Weeks v. Weeks

556 So. 2d 348 | Miss. | 1990

556 So.2d 348 (1990)

Charles Aaron WEEKS, Sr.
v.
Mary Lynn WEEKS.

No. 07-59277.

Supreme Court of Mississippi.

January 17, 1990.

*349 Joseph C. Langston, Sarah C. Jubb, Langston Langston & Michael, Booneville, for appellant.

Gerald R. McLemore, Corinth, for appellee.

Before DAN M. LEE, P.J., and PRATHER and BLASS, JJ.

BLASS, Justice, for the Court:

Charles Aaron Weeks, Sr., appeals from the denial of his motion for new trial, after being held in contempt by the Chancery Court of Alcorn County.

Mary Lynn Weeks filed a petition on October 15, 1987, seeking to hold her ex-husband, Charles Aaron Weeks, Sr., in contempt of court for failing to abide by the terms of a final decree of divorce entered April 23, 1983. After a series of continuances, the case was heard in the chancery court without a court reporter.[1] At the end of the hearing, the trial court entered an order holding the defendant Weeks in contempt. The defendant then filed a motion for a new trial for which a hearing was held with a court reporter.

At the hearing on this motion, the chancellor did not allow the defendant to present his witnesses' testimony in support of such motion. Rather, the chancellor attempted to take judicial notice that the defendant's witnesses would have testified that defendant had abided by the terms of the divorce decree. The Chancellor then dispensed with the defendant's motion for a new trial by denying it without hearing the defendant's additional evidence.

It was charged that, in the trial, the defendant offered to prove, by his own testimony and the testimony of other witnesses, that he had, indeed, paid his ex-wife the money she claimed he had not paid for the nonpayment of which he was held in contempt.
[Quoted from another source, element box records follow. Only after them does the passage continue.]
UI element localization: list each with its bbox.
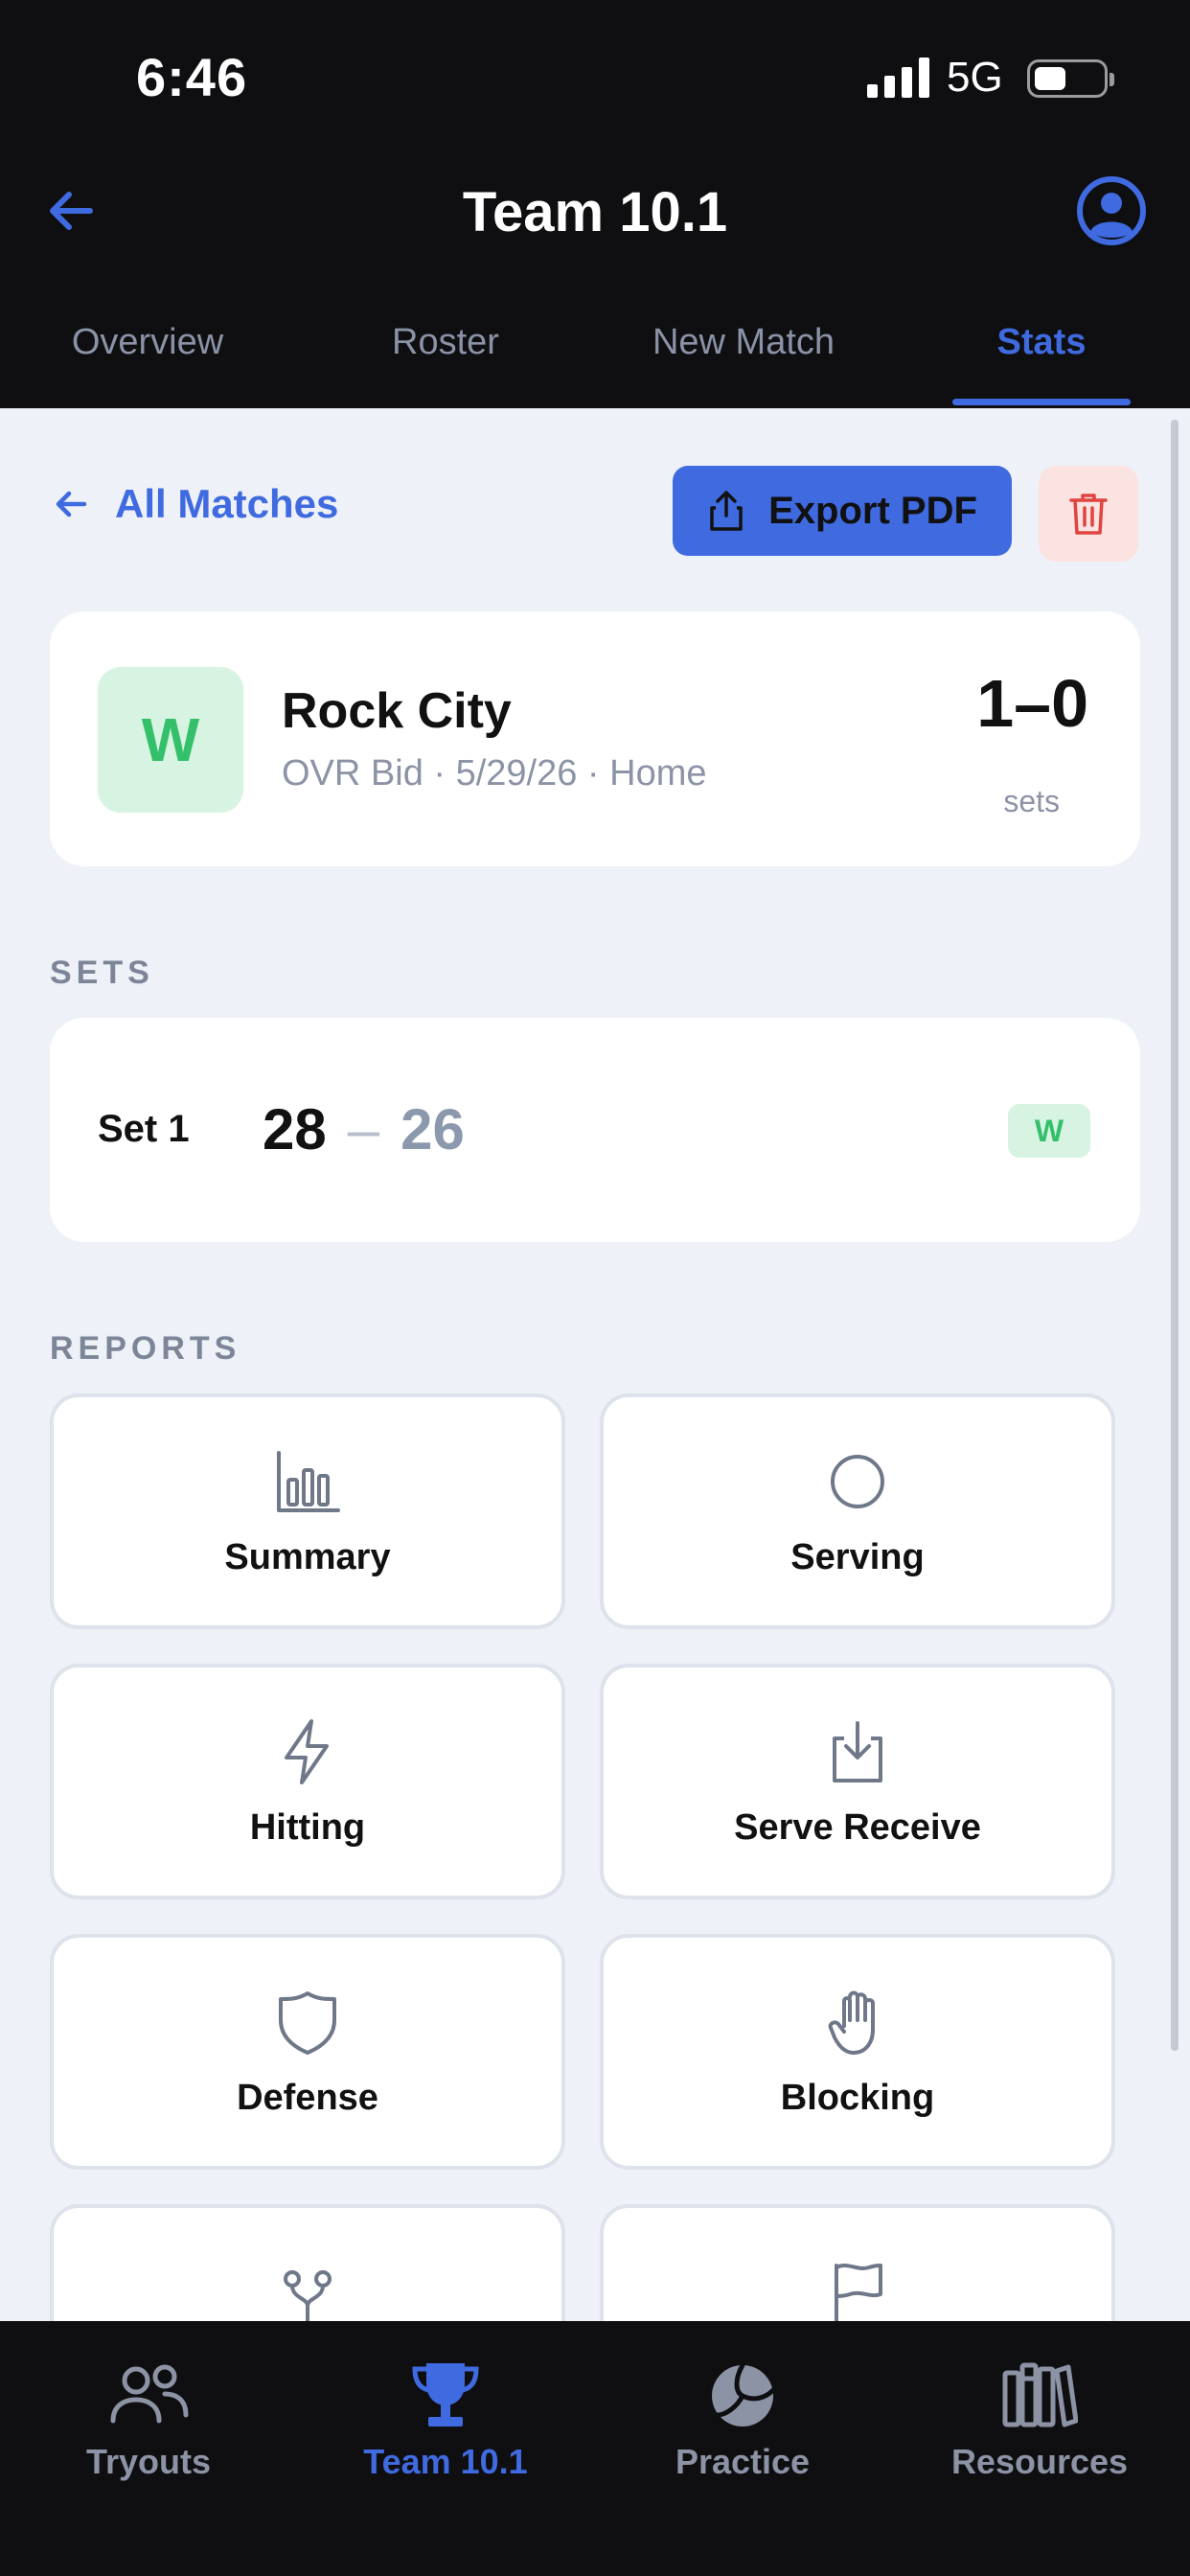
tab-bar: Overview Roster New Match Stats: [0, 297, 1190, 408]
set-score-ours: 28: [263, 1097, 327, 1162]
books-icon: [1002, 2362, 1078, 2427]
set-label: Set 1: [98, 1108, 190, 1150]
report-defense[interactable]: Defense: [50, 1934, 565, 2170]
reports-section-title: REPORTS: [50, 1330, 241, 1367]
report-serving[interactable]: Serving: [600, 1393, 1115, 1629]
people-icon: [110, 2364, 189, 2424]
bottom-nav-resources[interactable]: Resources: [891, 2340, 1188, 2484]
report-label: Hitting: [249, 1807, 366, 1848]
set-result-badge: W: [1008, 1104, 1090, 1158]
flag-icon: [835, 2264, 882, 2327]
report-blocking[interactable]: Blocking: [600, 1934, 1115, 2170]
actions-row: All Matches Export PDF: [0, 464, 1190, 562]
report-label: Summary: [224, 1537, 391, 1577]
match-card: W Rock City OVR Bid · 5/29/26 · Home 1–0…: [50, 611, 1140, 866]
share-icon: [710, 491, 743, 531]
export-pdf-button[interactable]: Export PDF: [673, 466, 1012, 556]
all-matches-link[interactable]: All Matches: [52, 481, 338, 527]
download-tray-icon: [833, 1721, 882, 1782]
battery-icon: [1027, 59, 1114, 98]
page-title: Team 10.1: [462, 181, 728, 243]
status-bar: 6:46 5G: [0, 0, 1190, 153]
cellular-signal-icon: [867, 58, 929, 98]
tab-new-match[interactable]: New Match: [600, 322, 887, 363]
set-score-theirs: 26: [400, 1097, 465, 1162]
hand-icon: [828, 1990, 875, 2055]
sets-section-title: SETS: [50, 954, 154, 991]
tab-stats[interactable]: Stats: [898, 322, 1185, 363]
trophy-icon: [412, 2363, 479, 2426]
active-tab-indicator: [952, 399, 1131, 405]
match-score: 1–0: [976, 666, 1088, 741]
report-label: Blocking: [780, 2078, 935, 2118]
profile-icon[interactable]: [1075, 174, 1148, 247]
report-label: Serve Receive: [734, 1807, 981, 1848]
volleyball-icon: [712, 2362, 776, 2426]
bottom-nav-label: Practice: [675, 2442, 811, 2481]
bottom-nav-team[interactable]: Team 10.1: [297, 2340, 594, 2484]
report-label: Serving: [790, 1537, 925, 1577]
report-hitting[interactable]: Hitting: [50, 1664, 565, 1899]
status-time: 6:46: [136, 47, 248, 107]
top-header: 6:46 5G Team 10.1 Overview Roster New Ma…: [0, 0, 1190, 408]
navbar: Team 10.1: [0, 153, 1190, 268]
report-summary[interactable]: Summary: [50, 1393, 565, 1629]
bottom-nav-label: Team 10.1: [363, 2442, 528, 2481]
network-type: 5G: [947, 54, 1003, 101]
export-pdf-label: Export PDF: [768, 489, 977, 532]
trash-icon: [1069, 494, 1108, 535]
bottom-nav-tryouts[interactable]: Tryouts: [0, 2340, 297, 2484]
match-result-badge: W: [98, 667, 243, 813]
match-meta: OVR Bid · 5/29/26 · Home: [282, 753, 707, 794]
match-score-unit: sets: [1003, 784, 1060, 818]
delete-button[interactable]: [1039, 466, 1138, 562]
bottom-nav-practice[interactable]: Practice: [594, 2340, 891, 2484]
lightning-icon: [285, 1719, 329, 1784]
report-serve-receive[interactable]: Serve Receive: [600, 1664, 1115, 1899]
set-score: 28 – 26: [263, 1096, 465, 1162]
tab-roster[interactable]: Roster: [302, 322, 589, 363]
opponent-name: Rock City: [282, 683, 512, 739]
scrollbar[interactable]: [1171, 420, 1179, 2051]
back-arrow-small-icon: [56, 491, 87, 518]
branch-icon: [284, 2270, 332, 2327]
set-card[interactable]: Set 1 28 – 26 W: [50, 1018, 1140, 1242]
bottom-nav-label: Tryouts: [85, 2442, 212, 2481]
set-score-separator: –: [347, 1097, 380, 1162]
bar-chart-icon: [277, 1451, 340, 1512]
tab-overview[interactable]: Overview: [4, 322, 291, 363]
bottom-nav: Tryouts Team 10.1 Practice Resources: [0, 2321, 1190, 2576]
shield-icon: [279, 1991, 336, 2055]
bottom-nav-label: Resources: [950, 2442, 1129, 2481]
report-label: Defense: [237, 2078, 378, 2118]
circle-icon: [831, 1455, 884, 1508]
all-matches-label: All Matches: [115, 481, 339, 526]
However, the Chancellor shut off defendant's proof, saying that he was satisfied that the defendant was in contempt. While there is no written record of that fact, and there was no bill of exception taken, the Chancellor said nothing on the motion for a new trial to refute those allegations. When defendant's counsel sought to put on proof, during the hearing on the motion for a new trial, of payment by defendant in accordance with the divorce decree, the Chancellor did not permit it. Presentation of such proof would have involved no significant delay, and the policy of the law is to hear all pertinent evidence and to decide cases on fully developed facts.

This case must be reversed and remanded because the record discloses that there were important, material, and pertinent facts and available witnesses which should have been heard. In re Prine's Estate, 208 So.2d 187, 192 (Miss. 1968). Remand is necessary for development of these facts. Id. A litigant can not be deprived of his fundamental right under our legal jurisprudence of having a judicial hearing. Merchants Fertilizer & Phosphate Co. v. Standard Cotton Gin, 199 Miss. 201, 23 So.2d 906 (1945). The defendant in this case was deprived of this right by the Chancellor's refusal to allow the defendant to present his evidence.
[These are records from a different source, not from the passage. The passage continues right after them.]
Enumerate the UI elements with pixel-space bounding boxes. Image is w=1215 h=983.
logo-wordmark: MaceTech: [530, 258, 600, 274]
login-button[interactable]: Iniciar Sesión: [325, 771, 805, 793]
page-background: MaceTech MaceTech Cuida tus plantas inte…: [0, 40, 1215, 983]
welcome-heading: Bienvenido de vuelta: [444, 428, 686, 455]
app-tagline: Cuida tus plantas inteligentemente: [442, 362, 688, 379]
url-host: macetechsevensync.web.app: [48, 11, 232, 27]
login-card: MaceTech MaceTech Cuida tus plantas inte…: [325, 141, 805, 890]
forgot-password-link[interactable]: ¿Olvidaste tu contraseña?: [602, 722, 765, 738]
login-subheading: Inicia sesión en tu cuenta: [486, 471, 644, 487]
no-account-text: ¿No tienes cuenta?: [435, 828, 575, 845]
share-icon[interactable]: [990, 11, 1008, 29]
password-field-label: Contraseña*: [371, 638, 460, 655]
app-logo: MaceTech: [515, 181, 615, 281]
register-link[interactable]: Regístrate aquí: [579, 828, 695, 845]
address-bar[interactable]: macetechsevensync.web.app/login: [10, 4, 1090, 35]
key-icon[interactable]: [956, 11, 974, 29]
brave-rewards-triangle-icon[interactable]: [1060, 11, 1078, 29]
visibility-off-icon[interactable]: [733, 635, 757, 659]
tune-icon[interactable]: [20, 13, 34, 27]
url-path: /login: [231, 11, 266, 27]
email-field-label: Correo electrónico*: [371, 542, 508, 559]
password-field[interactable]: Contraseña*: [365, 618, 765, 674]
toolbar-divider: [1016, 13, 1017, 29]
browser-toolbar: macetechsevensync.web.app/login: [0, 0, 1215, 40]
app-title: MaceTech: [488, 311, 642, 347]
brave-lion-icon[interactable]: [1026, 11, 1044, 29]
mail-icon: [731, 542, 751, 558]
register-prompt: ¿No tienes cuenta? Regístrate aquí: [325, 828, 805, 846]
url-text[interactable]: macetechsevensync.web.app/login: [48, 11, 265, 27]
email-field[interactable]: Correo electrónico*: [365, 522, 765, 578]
Every defendant or respondent has the right to notice in a court proceeding concerning him and to be present and to introduce evidence at the hearing. Edwards v. James, 453 So.2d 684 (Miss. 1984). The parties should be afforded a full, complete hearing at which the parties have an opportunity to call witnesses in their behalf and be heard by themselves or counsel. Fortenberry v. Fortenberry, 338 So.2d 806 (Miss. 1976). If a full and complete hearing is not allowed by refusing the defendant *350 his opportunity to present evidence, then the defendant is thereby deprived of due process. Id.
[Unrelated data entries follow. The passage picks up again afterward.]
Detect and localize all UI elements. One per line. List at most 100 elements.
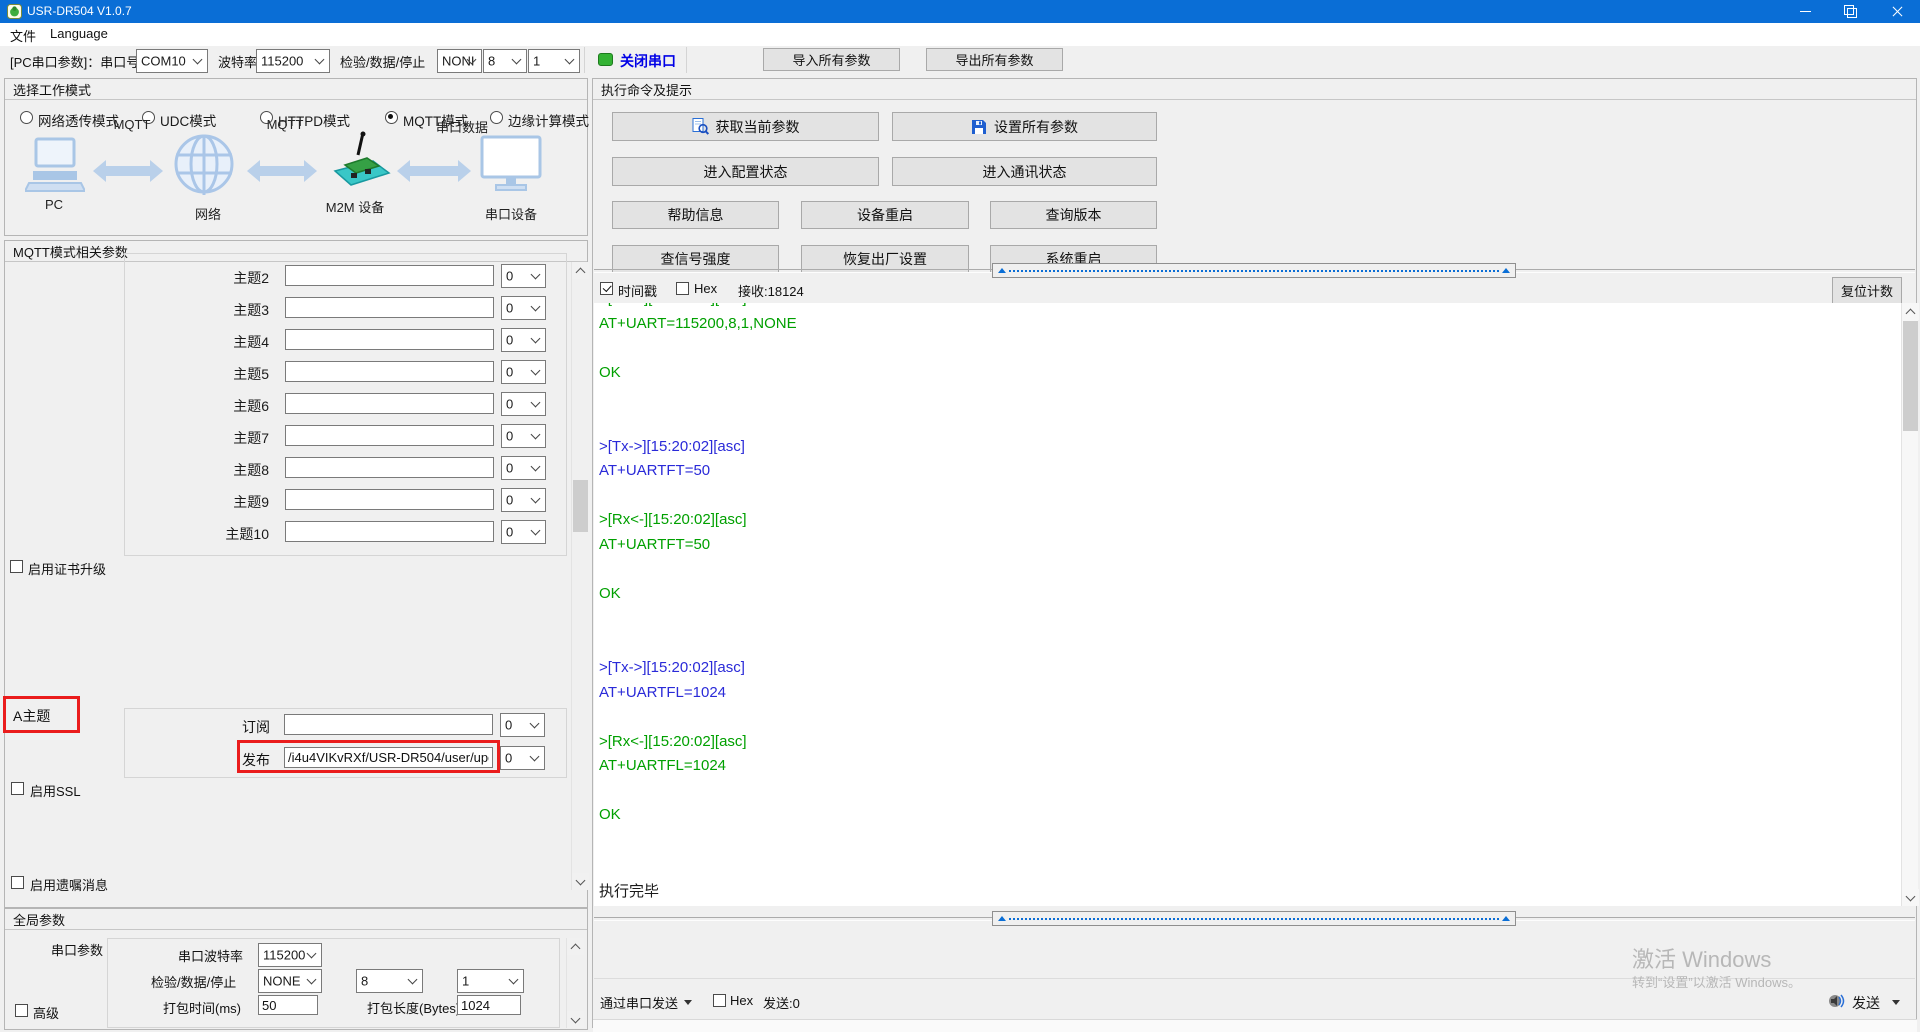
work-mode-header-label: 选择工作模式 xyxy=(13,80,91,99)
com-port-value: COM10 xyxy=(141,54,186,69)
log-line: >[Tx->][15:20:02][asc] xyxy=(599,438,797,463)
subscribe-qos-select[interactable]: 0 xyxy=(500,713,545,737)
send-button[interactable]: 发送 xyxy=(1828,990,1908,1014)
topic-input[interactable] xyxy=(285,361,494,382)
topic-input[interactable] xyxy=(285,489,494,510)
reset-count-button[interactable]: 复位计数 xyxy=(1832,277,1902,304)
log-hex-checkbox[interactable] xyxy=(676,282,689,295)
topic-input[interactable] xyxy=(285,393,494,414)
export-params-button[interactable]: 导出所有参数 xyxy=(926,48,1063,71)
publish-qos-select[interactable]: 0 xyxy=(500,746,545,770)
serial-open-indicator-icon xyxy=(598,53,613,66)
global-parity-select[interactable]: NONE xyxy=(258,969,322,993)
scroll-down-button[interactable] xyxy=(567,1011,584,1028)
log-line: >[Tx->][15:20:02][asc] xyxy=(599,659,797,684)
cert-upgrade-checkbox[interactable] xyxy=(10,560,23,573)
cmd-button-进入通讯状态[interactable]: 进入通讯状态 xyxy=(892,157,1157,186)
topic-input[interactable] xyxy=(285,521,494,542)
topic-qos-select[interactable]: 0 xyxy=(501,456,546,480)
cmd-button-设备重启[interactable]: 设备重启 xyxy=(801,201,969,229)
import-params-button[interactable]: 导入所有参数 xyxy=(763,48,900,71)
send-hex-checkbox[interactable] xyxy=(713,994,726,1007)
global-parity-label: 检验/数据/停止 xyxy=(151,972,236,991)
will-message-checkbox[interactable] xyxy=(11,876,24,889)
topic-qos-select[interactable]: 0 xyxy=(501,392,546,416)
close-serial-button[interactable]: 关闭串口 xyxy=(596,48,682,72)
topic-input[interactable] xyxy=(285,265,494,286)
cmd-button-查询版本[interactable]: 查询版本 xyxy=(990,201,1157,229)
menu-language[interactable]: Language xyxy=(50,26,108,41)
global-baud-select[interactable]: 115200 xyxy=(258,943,322,967)
send-via-serial-button[interactable]: 通过串口发送 xyxy=(600,992,695,1012)
advanced-checkbox[interactable] xyxy=(15,1004,28,1017)
scroll-up-button[interactable] xyxy=(572,262,589,279)
global-baud-label: 串口波特率 xyxy=(178,946,243,965)
radio-icon xyxy=(20,111,33,124)
serial-monitor-icon xyxy=(479,135,543,195)
close-button[interactable] xyxy=(1874,0,1920,23)
timestamp-checkbox[interactable] xyxy=(600,282,613,295)
device-label: M2M 设备 xyxy=(326,197,385,216)
log-scrollbar[interactable] xyxy=(1901,303,1918,906)
topic-input[interactable] xyxy=(285,425,494,446)
topic-qos-select[interactable]: 0 xyxy=(501,296,546,320)
subscribe-input[interactable] xyxy=(284,714,493,735)
menu-file[interactable]: 文件 xyxy=(10,26,36,45)
parity-select[interactable]: NONI xyxy=(437,49,482,73)
stopbits-select[interactable]: 1 xyxy=(528,49,580,73)
net-label: 网络 xyxy=(195,204,221,223)
global-databits-select[interactable]: 8 xyxy=(356,969,423,993)
cmd-button-设置所有参数[interactable]: 设置所有参数 xyxy=(892,112,1157,141)
topic-qos-select[interactable]: 0 xyxy=(501,520,546,544)
log-line: >[Rx<-][15:20:02][asc] xyxy=(599,733,797,758)
databits-select[interactable]: 8 xyxy=(483,49,527,73)
chevron-down-icon xyxy=(512,55,522,65)
topic-qos-value: 0 xyxy=(506,301,513,316)
scrollbar-thumb[interactable] xyxy=(1903,321,1918,431)
scroll-down-button[interactable] xyxy=(1902,889,1919,906)
topic-qos-select[interactable]: 0 xyxy=(501,424,546,448)
caret-down-icon xyxy=(684,1000,692,1005)
minimize-button[interactable] xyxy=(1782,0,1828,23)
cmd-button-进入配置状态[interactable]: 进入配置状态 xyxy=(612,157,879,186)
pack-time-input[interactable] xyxy=(258,995,318,1015)
topic-label: 主题6 xyxy=(125,396,269,416)
pack-len-input[interactable] xyxy=(457,995,521,1015)
com-port-select[interactable]: COM10 xyxy=(136,49,208,73)
global-stopbits-select[interactable]: 1 xyxy=(457,969,524,993)
app-icon xyxy=(7,4,22,19)
chevron-down-icon xyxy=(531,430,541,440)
cert-upgrade-label: 启用证书升级 xyxy=(28,559,106,578)
restore-button[interactable] xyxy=(1828,0,1874,23)
log-output[interactable]: >[Rx<-][15:20:02][asc]AT+UART=115200,8,1… xyxy=(594,303,1901,906)
scroll-up-button[interactable] xyxy=(1902,303,1919,320)
cmd-button-帮助信息[interactable]: 帮助信息 xyxy=(612,201,779,229)
topic-input[interactable] xyxy=(285,457,494,478)
chevron-down-icon xyxy=(571,1014,581,1024)
topic-input[interactable] xyxy=(285,297,494,318)
mqtt-panel-scrollbar[interactable] xyxy=(571,262,588,890)
cmd-button-label: 恢复出厂设置 xyxy=(843,249,927,269)
log-line xyxy=(599,339,797,364)
topic-qos-select[interactable]: 0 xyxy=(501,264,546,288)
global-panel-scrollbar[interactable] xyxy=(566,938,583,1028)
topic-qos-select[interactable]: 0 xyxy=(501,488,546,512)
topic-qos-select[interactable]: 0 xyxy=(501,328,546,352)
baud-select[interactable]: 115200 xyxy=(256,49,330,73)
topic-label: 主题4 xyxy=(125,332,269,352)
topic-qos-value: 0 xyxy=(506,397,513,412)
topic-input[interactable] xyxy=(285,329,494,350)
chevron-down-icon xyxy=(531,398,541,408)
splitter-handle-bottom[interactable] xyxy=(992,911,1516,926)
chevron-down-icon xyxy=(531,334,541,344)
scroll-up-button[interactable] xyxy=(567,938,584,955)
cmd-button-获取当前参数[interactable]: 获取当前参数 xyxy=(612,112,879,141)
topic-qos-select[interactable]: 0 xyxy=(501,360,546,384)
chevron-down-icon xyxy=(509,975,519,985)
timestamp-label: 时间戳 xyxy=(618,281,657,300)
publish-input[interactable] xyxy=(284,747,493,768)
scroll-down-button[interactable] xyxy=(572,873,589,890)
ssl-checkbox[interactable] xyxy=(11,782,24,795)
splitter-handle-top[interactable] xyxy=(992,263,1516,278)
scrollbar-thumb[interactable] xyxy=(573,480,588,532)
This case is therefore reversed and remanded for a hearing on the defendant's motion for a new trial.

REVERSED AND REMANDED.

ROY NOBLE LEE, C.J., HAWKINS and DAN M. LEE, P.JJ., and PRATHER, ROBERTSON, SULLIVAN, ANDERSON and PITTMAN, JJ., concur.

NOTES

[1] In the chancellor's opinion, there was a discussion of the effect of the local rules as to the need for the presence of a court reporter at vacation hearings. While that issue is not determinative here, we invite the attention of the bench and the bar to Rule 83, MISS.R.CIV.PRO., which became effective March 1, 1989, and which, thus far, has received but little attention.